04.04.14

Our Tips for Technical Translation

If globalization is part of your long-term growth strategy, then you will eventually need to translate technical documentation. Even domestically, if you employ multilingual employees, there is a need, especially when workplace safety is at stake! Manuals, user guides, data sheets, SOPs are examples of materials that need to be reproduced in different languages as your operation expands overseas.

We’ve recently attended a few trade shows and expos, where the chief concern of people we’ve spoken with has been the importance of quality technical translations. We agree, technical translations are definitely challenging. You are handing your materials off to an LSP, hoping that we will translate your materials accurately and cost-effectively. Here are some technical translation tips and strategies that we have put together, based on our experience that will help you and help us to ensure that the technical translation process runs smoothly.

1. Translation-friendly content

Slang and idioms are very difficult to translate literally. When creating your technical content, try to keep everything clear, concise, and consistent. From our experience, a lot of our clients have term preferences – if you have a style guide or glossary, you can give this to your LSP. Or, we can work with you on creating a glossary of key terms.

2. Language Expansion

Something to be aware of – languages can expand or contract. For example, when translating from English into a Romance language such as Spanish, expect a 20-30% expansion. Or, when translating from English into an Asian language such as Chinese, expect contraction. This will apply to the overall layout. Will you want to add extra pages, or will you want to shrink the spacing between lines? An LSP will ask these questions, but if you have a preference, you can let us know.

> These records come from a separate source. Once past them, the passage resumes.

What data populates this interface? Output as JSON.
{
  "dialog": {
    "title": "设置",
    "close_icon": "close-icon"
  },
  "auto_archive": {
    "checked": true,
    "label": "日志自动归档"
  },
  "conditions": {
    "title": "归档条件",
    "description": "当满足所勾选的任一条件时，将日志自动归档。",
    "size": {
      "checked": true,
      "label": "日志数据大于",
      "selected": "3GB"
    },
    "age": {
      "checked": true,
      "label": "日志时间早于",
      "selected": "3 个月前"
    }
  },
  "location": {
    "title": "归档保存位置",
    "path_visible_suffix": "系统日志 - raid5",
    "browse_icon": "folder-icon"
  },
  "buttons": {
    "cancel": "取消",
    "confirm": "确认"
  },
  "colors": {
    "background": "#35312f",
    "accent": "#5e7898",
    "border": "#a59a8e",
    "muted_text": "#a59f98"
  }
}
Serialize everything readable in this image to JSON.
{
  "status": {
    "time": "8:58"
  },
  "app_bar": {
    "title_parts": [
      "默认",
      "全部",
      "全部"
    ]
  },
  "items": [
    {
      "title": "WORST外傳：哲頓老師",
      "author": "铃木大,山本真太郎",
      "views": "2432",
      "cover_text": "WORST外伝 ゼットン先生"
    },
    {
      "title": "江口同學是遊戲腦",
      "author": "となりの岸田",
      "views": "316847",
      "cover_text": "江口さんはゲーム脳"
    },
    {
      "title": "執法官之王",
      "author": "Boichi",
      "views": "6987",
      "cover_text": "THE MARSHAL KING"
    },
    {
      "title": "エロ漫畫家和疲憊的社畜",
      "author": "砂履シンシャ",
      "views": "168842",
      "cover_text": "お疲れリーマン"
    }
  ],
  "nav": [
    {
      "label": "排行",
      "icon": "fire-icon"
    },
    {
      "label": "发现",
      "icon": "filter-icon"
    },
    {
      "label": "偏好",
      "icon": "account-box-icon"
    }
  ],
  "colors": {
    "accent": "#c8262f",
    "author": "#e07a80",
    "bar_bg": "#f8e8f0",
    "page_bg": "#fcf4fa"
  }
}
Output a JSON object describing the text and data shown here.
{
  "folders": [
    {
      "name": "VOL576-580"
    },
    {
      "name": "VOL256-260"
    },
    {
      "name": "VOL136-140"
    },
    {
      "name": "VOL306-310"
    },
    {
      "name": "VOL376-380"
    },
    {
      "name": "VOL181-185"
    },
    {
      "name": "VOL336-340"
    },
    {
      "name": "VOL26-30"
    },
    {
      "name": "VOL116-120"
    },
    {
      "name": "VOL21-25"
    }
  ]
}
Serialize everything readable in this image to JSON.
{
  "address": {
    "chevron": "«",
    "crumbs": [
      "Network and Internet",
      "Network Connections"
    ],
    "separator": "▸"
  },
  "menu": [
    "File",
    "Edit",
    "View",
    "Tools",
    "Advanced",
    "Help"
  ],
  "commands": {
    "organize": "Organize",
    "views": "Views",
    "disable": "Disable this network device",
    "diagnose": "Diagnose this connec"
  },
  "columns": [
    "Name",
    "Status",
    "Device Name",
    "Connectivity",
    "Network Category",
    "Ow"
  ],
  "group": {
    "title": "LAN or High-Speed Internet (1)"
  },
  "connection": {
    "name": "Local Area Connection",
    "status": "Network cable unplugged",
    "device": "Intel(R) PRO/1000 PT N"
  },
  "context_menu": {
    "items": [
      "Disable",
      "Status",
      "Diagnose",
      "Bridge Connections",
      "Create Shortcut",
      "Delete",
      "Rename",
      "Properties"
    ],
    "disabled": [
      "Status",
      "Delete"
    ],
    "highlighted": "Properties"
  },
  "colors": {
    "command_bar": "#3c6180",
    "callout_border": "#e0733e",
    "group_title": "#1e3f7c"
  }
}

3. File prep and organization

It is best to provide your LSP with files in their original, editable formats, even if you are just looking for a quote. (A PDF is not a source file.) This way, we can run a proper word count, provide an estimate on graphic editing, and provide the best estimate on turnaround time. If source files are not available, things might get a little expensive and time consuming, as things must be recreated. Also, note that screen shots and CAD drawings are not editable. These must be recreated too, especially if you want the text from these items translated.

4. Translation Memory

Translation memory is a great tool to help save time and money for a client. With technical translation, it is paramount for many reasons. First, repetitive text such as warning labels, which are repeated throughout documents, will be the same each time. Second, translation memory is updated real time. Third, your translation memory is yours. That’s right – you own it. So over time, you will have developed a rich database of key terms and phrases that you have had previously translated, which will make the overall process more efficient and cost-effective.

5. Sample translation

It’s like going to an ice cream shop – so many flavors to choose from! Why not try a sample? Pick a small section of a manual and send it to your LSP for sample translation. Then, have your reviewers take a look at it.  This will let you get a feel for their quality and overall what the working relationship will be like.